Morphology. Body length: 3 3.9–4.9 mm; Ƥ 4.0– 5.2 mm.

Head: Head including eyes about as wide as or wider than pronotum. Vertex with distinct or indistinct median carina covering entire length of vertex; lateral carinae slightly elevated; anterior margin of vertex straight or convex; subapical carina absent. Frons visible or invisible in dorsal view; maximum width of frons no more than 2 x apical width; position of maximum width of frons distinctly dorsad of centre of frontoclypeal suture; median carina complete; lateral carinae slightly elevated. Frontoclypeal suture distinctly semicircular, bent upwards, median part not reaching lower margin of antennal scape. Lateral carinae of anteclypeus well developed. Rostrum just reaching or slightly surpassing hind coxae; subapical segment of rostrum 1.4–1.9 times longer than apical segment.

Thorax: Angle of hind margin of pronotum more or less rectangular. Forewing with crossvein MP-CuA less than half as long as vein MP from M fork to crossvein MP-CuA; Sc+R fused, forming common stem Sc+R, M emerging separately from basal cell or Sc+R+M forming very short common stem; crossvein MP- CuA much shorter than MP from M fork to crossvein and much shorter than crossvein R-M; RP apically bifid; MA apically trifid; 10 apical cells. Hind leg: tibia with 6 apical teeth (innermost tooth smallest and least sclerotised); 1 st tarsomere with 7 (rarely 6) apical teeth; 2 nd tarsomere with 8 apical teeth and 3 platellae or fine setae.

Female genitalia: Ovipositor elongate, orthopteroid, slightly curved upwards, reaching but not surpassing anal style; 8 th sternite medially very long, slightly bent dorsad, posterior margin u-shaped; anal segment square (as long as wide) or rectangular (wider than long) in dorsal view; anal style as long as wide or slightly longer than wide; 9 th tergite without wax plates.

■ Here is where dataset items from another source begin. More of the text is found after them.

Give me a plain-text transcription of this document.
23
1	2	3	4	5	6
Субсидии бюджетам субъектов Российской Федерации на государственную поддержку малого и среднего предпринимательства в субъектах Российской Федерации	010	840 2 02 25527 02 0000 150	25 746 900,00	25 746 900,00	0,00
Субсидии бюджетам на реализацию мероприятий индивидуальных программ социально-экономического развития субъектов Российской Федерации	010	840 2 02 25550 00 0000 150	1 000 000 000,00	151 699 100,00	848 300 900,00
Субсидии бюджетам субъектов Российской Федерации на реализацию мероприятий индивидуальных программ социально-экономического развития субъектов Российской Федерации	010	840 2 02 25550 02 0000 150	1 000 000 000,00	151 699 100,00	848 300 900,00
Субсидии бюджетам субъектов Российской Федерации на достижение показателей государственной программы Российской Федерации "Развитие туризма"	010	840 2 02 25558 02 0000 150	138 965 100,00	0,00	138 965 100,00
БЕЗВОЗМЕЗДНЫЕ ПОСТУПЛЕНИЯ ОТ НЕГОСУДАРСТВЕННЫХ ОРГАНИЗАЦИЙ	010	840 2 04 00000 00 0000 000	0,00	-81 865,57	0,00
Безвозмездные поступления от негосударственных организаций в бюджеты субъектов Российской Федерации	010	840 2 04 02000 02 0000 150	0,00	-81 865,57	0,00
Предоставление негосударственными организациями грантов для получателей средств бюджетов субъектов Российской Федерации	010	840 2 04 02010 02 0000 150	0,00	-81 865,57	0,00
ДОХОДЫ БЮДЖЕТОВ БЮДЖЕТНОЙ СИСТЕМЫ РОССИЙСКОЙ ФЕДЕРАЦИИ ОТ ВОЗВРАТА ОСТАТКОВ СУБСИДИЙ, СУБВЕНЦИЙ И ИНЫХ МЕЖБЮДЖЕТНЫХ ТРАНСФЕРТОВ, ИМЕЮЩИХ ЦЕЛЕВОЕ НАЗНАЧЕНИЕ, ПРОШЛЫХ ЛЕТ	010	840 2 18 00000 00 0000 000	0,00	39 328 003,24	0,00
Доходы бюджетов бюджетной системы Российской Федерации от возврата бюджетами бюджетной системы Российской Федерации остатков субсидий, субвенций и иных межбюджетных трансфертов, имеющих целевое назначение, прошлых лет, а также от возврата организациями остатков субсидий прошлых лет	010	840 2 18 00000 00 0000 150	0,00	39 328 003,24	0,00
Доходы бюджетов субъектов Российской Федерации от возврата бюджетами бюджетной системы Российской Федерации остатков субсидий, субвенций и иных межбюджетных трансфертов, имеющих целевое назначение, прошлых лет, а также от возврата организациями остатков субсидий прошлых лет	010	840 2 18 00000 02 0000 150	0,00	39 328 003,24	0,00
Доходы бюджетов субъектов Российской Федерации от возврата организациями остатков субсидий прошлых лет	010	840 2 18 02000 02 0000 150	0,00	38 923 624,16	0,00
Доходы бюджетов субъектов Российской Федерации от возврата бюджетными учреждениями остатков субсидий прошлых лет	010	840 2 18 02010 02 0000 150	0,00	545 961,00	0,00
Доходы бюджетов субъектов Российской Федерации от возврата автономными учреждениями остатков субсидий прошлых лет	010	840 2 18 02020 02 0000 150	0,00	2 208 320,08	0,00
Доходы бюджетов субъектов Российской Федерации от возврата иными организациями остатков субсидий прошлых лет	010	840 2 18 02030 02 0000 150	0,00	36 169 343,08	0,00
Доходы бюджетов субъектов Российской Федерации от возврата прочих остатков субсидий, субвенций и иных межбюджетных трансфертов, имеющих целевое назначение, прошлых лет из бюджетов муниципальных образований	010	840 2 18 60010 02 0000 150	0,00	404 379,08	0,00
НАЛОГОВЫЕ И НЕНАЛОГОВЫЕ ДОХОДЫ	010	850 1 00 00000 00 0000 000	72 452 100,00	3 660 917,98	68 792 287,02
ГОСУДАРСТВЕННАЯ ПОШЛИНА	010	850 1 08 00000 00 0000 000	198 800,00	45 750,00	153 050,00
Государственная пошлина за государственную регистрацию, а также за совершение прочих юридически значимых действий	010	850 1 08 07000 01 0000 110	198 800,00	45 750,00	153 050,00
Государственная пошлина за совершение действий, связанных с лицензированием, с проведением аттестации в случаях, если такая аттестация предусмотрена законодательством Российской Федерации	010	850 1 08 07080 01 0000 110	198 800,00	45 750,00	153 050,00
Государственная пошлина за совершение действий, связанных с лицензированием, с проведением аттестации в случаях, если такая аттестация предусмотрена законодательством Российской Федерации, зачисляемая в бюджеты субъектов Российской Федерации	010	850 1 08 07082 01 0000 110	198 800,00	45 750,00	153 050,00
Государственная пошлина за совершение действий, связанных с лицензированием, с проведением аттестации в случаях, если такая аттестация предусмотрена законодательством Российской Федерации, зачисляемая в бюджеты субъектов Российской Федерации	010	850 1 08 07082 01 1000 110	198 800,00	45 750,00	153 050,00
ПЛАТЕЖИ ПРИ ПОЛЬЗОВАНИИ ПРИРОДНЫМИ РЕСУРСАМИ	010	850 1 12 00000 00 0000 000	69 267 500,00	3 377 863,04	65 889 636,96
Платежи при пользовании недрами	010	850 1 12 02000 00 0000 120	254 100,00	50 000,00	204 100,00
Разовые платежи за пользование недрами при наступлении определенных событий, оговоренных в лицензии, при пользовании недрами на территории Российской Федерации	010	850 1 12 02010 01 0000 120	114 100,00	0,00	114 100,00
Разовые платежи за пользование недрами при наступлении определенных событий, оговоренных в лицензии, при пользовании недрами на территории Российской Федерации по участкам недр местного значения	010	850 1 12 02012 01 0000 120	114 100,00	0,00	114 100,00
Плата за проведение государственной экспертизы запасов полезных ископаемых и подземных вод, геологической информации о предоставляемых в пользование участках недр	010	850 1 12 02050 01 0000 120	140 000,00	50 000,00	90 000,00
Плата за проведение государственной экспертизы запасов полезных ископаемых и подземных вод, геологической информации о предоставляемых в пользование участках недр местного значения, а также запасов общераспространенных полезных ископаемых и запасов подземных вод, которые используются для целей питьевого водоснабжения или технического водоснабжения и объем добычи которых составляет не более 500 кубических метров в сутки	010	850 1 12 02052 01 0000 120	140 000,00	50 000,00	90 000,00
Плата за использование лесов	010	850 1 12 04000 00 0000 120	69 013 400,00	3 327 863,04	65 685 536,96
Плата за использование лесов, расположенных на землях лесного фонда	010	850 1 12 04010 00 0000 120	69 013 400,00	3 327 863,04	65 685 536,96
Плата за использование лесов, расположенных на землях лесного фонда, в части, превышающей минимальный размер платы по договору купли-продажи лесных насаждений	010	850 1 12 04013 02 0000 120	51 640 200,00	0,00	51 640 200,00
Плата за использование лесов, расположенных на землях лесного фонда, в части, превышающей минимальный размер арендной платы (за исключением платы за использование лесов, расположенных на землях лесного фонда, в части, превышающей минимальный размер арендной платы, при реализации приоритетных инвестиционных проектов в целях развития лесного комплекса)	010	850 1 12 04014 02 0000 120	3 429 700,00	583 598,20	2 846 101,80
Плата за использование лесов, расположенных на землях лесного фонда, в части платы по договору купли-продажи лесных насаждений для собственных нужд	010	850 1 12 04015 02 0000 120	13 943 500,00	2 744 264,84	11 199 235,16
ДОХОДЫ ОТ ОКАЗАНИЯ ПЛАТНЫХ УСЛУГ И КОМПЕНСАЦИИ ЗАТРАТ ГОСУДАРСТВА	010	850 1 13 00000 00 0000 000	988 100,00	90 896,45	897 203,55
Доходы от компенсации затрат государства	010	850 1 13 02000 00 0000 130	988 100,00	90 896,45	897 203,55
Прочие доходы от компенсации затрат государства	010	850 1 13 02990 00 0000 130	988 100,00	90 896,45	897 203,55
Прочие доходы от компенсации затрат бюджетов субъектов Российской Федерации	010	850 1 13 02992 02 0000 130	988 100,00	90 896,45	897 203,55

Remarks. Dilacreon  was previously represented by 16 species from the Australian and Oceanic Region but has not been recorded from Australia itself. Our study has revealed the presence of three species of Dilacreon  in Australia. All Australian Dilacreon  species share a very similar shape of the pygofer in lateral view, with a deep, rounded incision on the dorsal side leading into a parallelogram-shaped protuberance posterodorsally (13 F, 14 F, 15 F). A similar incision can be found in some New Guinean species of Dilacreon  , such as D. (D.) nigricornis Fennah, 1980  , however the posterodorsal protuberance (if present at all) is differently shaped in those species. The thickness and size of the tooth-like appendices situated behind the row of apical teeth on the 2 nd tarsomere varies considerably within the genus and even within the species D. (D.) granulinervis  . Therefore different terms (fine setae and platellae) are used to describe them although they are most likely of the same evolutionary origin. Dilacreon (D.) akethe  and D. (D.) ispi  have very large and thick appendices (to which we refer as platellae), in D. (D.) granulinervis  some specimens have platellae others possess much more delicate structures (to which we refer as fine setae).